The output is a csv file named ko_profiles, which lists the KOs that are present in the sample, and the second column gives their relative abundances.

Parameters:

Name	Description
mg_filename	Path to the input metagenomic sequences (fasta or fastq)
ko_sketch	Path to the reference sketch
ksize	Protein kmer size (7, 11, or 15) to use, corresponding to (21,33,45) for DNA
scaled	The scale factor in the FracMinHash technique, 1000 is suitable for KEGG KO.
output	Output filename
-t THRESHOLD_BP	Least bp of overlap for a reference gene (cluster) to be present, default 1000
-p PREFETCH_FILE	Output filename for the sourmash prefetch output

Running for many metagenomes in parallel

One can run many instances of funcprofiler.py simultaneously in parallel for many metagenomes. The script is funcprofiler_many.py.
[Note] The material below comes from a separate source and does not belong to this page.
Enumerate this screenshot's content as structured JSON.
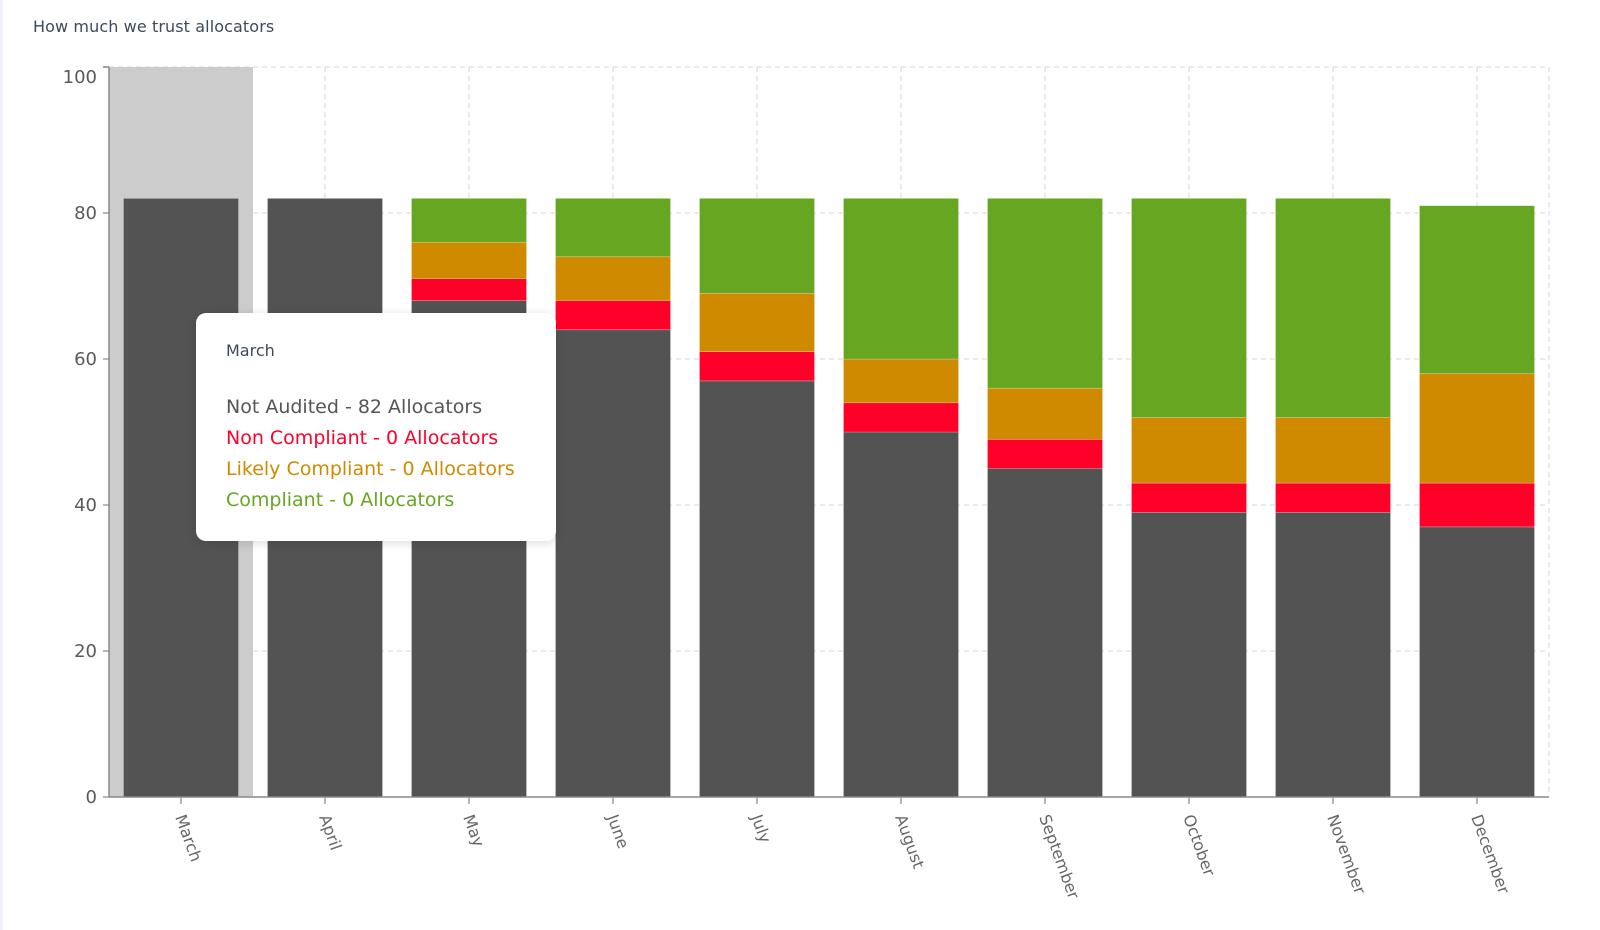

This script takes a file_list as input, which should contain a list of all input metagenome files, and their target output files.

Usage

python funcprofiler_many.py <KO_REF_DB> <KSIZE> <SCALED> <FILE_LIST> <THRESHOLD_BP>

Parameters

1. KO_REF_DB: the KO reference db (gig.zip or sbt, detailed above)
2. KSIZE: proper protein k-mer size
3. SCALED: proper scaled value (our pre-built ref dbs support 1000 or 500)
4. FILE_LIST: a text csv file, containing no headers, two columns, first column being the metagenome file paths, and the second column being the corresponding target ko profile output names
5. THRESHOLD_BP: the threshold bp to use in sourmash. 50/100/500 etc. are typical values. Larger value is faster with reduced sensitivity.

Example usage

cd demo
python ../funcprofiler_many.py KOs_sbt_scaled_1000_k_11.sbt.zip 11 1000 list_of_files 100

Citing

fmh-funprofiler is published in Bioinformatics, please cite the following.

Hera MR, Liu S, Wei W, Rodriguez JS, Ma C, Koslicki D. Metagenomic functional profiling: to sketch or not to sketch? Bioinformatics. 2024 Sep 1;40(Suppl 2):ii165-ii173. doi: 10.1093/bioinformatics/btae397. PMID: 39230701; PMCID: PMC11373326.